Apakah proyek pewarnaan atap dan kolong jembatan layang berakhir indah bagi Anies? Rasa-rasanya tidak. Bukan tidak, melainkan belum. Pendukung Anies tampak kurang bergairah, sementara penentangnya malah ekspresif. Beberapa “pejuang caper” di media sosial bersukacita menyambut tongkrongan Anies di dalam foto.
Ada netizen yang membandingkan Anies dengan Rano Karno, mantan Gubernur Banten, yang tidak sekenes itu saat difoto. Ada juga pengheboh medsos yang memilih sosok pahlawan jago terbang untuk melihat keindahan atap rumah di Lenteng Agung. Bukan cuma itu. Ada juga warganet yang membandingkan beliau dengan barisan balita yang memenangi lomba mewarnai gambar.
Tiga tanggapan receh itu seyogianya tidak diremehkan oleh Anies. Panu bermula dari bercak setitik, lama-lama melebar, akhirnya tangan gatal jika tidak main garuk. Pengalaman instalasi Bambu Getah-getih dan Instalasi Galon mesti dijadikan cermin refleksi. Anggaran ratusan juta, dalam beberapa saat sudah kehilangan nyawa.
Tentu saja Anies tidak perlu meladeni komentar miring warganet. Biarkan tim sorak yang mencatat, menilai, dan menganalisis simpati dan antipati warga.
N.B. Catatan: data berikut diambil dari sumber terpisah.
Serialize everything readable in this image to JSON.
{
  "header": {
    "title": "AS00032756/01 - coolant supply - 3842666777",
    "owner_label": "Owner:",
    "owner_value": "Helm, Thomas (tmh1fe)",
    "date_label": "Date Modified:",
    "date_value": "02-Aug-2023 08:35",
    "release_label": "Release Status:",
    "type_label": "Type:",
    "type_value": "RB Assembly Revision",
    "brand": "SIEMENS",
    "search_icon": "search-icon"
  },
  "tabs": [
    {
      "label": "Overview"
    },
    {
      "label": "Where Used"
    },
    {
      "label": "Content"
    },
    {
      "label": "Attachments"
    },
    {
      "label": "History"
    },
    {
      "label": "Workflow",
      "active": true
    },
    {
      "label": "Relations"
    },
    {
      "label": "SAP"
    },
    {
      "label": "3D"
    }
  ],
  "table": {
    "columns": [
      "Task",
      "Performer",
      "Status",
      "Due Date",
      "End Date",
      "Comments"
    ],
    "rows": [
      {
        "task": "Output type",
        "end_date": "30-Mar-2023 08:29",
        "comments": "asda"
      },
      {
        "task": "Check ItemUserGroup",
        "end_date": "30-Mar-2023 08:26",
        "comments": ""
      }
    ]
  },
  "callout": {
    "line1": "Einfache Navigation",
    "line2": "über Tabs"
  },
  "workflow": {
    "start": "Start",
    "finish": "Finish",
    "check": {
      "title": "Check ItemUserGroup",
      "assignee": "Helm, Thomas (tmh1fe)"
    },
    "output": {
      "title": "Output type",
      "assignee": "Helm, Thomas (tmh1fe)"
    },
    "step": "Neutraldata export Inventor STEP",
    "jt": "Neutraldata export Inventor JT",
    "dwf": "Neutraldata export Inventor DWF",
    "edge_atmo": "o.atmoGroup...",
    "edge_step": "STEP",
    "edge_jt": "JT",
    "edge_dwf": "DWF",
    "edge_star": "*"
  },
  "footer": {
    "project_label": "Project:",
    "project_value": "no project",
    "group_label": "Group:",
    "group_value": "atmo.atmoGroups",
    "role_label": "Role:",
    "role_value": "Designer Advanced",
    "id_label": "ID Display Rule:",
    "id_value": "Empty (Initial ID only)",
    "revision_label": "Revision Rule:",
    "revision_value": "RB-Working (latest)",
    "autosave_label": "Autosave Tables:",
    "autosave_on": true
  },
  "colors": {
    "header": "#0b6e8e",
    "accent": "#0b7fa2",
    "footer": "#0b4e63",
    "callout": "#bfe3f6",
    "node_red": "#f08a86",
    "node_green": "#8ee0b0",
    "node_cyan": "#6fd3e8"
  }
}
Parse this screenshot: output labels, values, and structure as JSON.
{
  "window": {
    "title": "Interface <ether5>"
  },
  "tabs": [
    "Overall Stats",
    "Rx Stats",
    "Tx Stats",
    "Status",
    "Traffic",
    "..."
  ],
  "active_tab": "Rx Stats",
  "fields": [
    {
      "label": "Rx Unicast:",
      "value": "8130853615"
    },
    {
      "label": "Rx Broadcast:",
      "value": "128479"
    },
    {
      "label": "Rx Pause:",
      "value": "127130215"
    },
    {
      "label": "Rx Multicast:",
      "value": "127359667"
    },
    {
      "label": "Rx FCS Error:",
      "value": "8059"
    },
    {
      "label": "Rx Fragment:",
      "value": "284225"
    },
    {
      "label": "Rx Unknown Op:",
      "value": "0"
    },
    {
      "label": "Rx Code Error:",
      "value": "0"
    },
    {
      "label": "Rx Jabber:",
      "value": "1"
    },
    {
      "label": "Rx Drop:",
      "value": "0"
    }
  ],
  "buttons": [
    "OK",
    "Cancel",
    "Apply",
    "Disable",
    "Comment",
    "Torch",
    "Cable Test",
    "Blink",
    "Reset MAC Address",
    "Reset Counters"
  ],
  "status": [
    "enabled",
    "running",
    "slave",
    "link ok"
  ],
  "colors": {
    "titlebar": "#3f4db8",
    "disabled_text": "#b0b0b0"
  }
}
Biarkan Anies terus bekerja. Jika Risma benar-benar disorong oleh PDI Perjuangan ke gelanggang tarung, ia bakal punya lawan yang setanding dan sebanding.
Suka tidak suka, Anies dan tim soraknya mesti memeras otak untuk terus mengatrol atau mendongkrak elektabilitas.
***
BAKAL rival Anies pasti banyak. DKI Jakarta masih “gula” bagi “semut”. DKI Jakarta masih pusat semua publikasi. Banyak sosok muda dari daerah yang mungkin merantau ke Jakarta, mengadu nasib sebagai calon gubernur, dan bisa saja sewaktu-waktu menyingkirkan Anies dari kontestasi.
Risma hanya salah satu dari perantau itu. Itu saja sudah merepotkan Anies. Dengan tabiat yang tidak betah berlama-lama di sofa empuk, Risma berpotensi bikin Anies keteteran. Salah-salah kelimpungan karena kedodoran.
Anies mesti lebih sering turun ke jalan. Tidak perlu ke tengah jalan, nanti ditabrak mobil. Cukup di sisi jalan dan menyapa warga. Sesekali bertanya, “Apakah fotoku di kolong jembatan sudah keren?”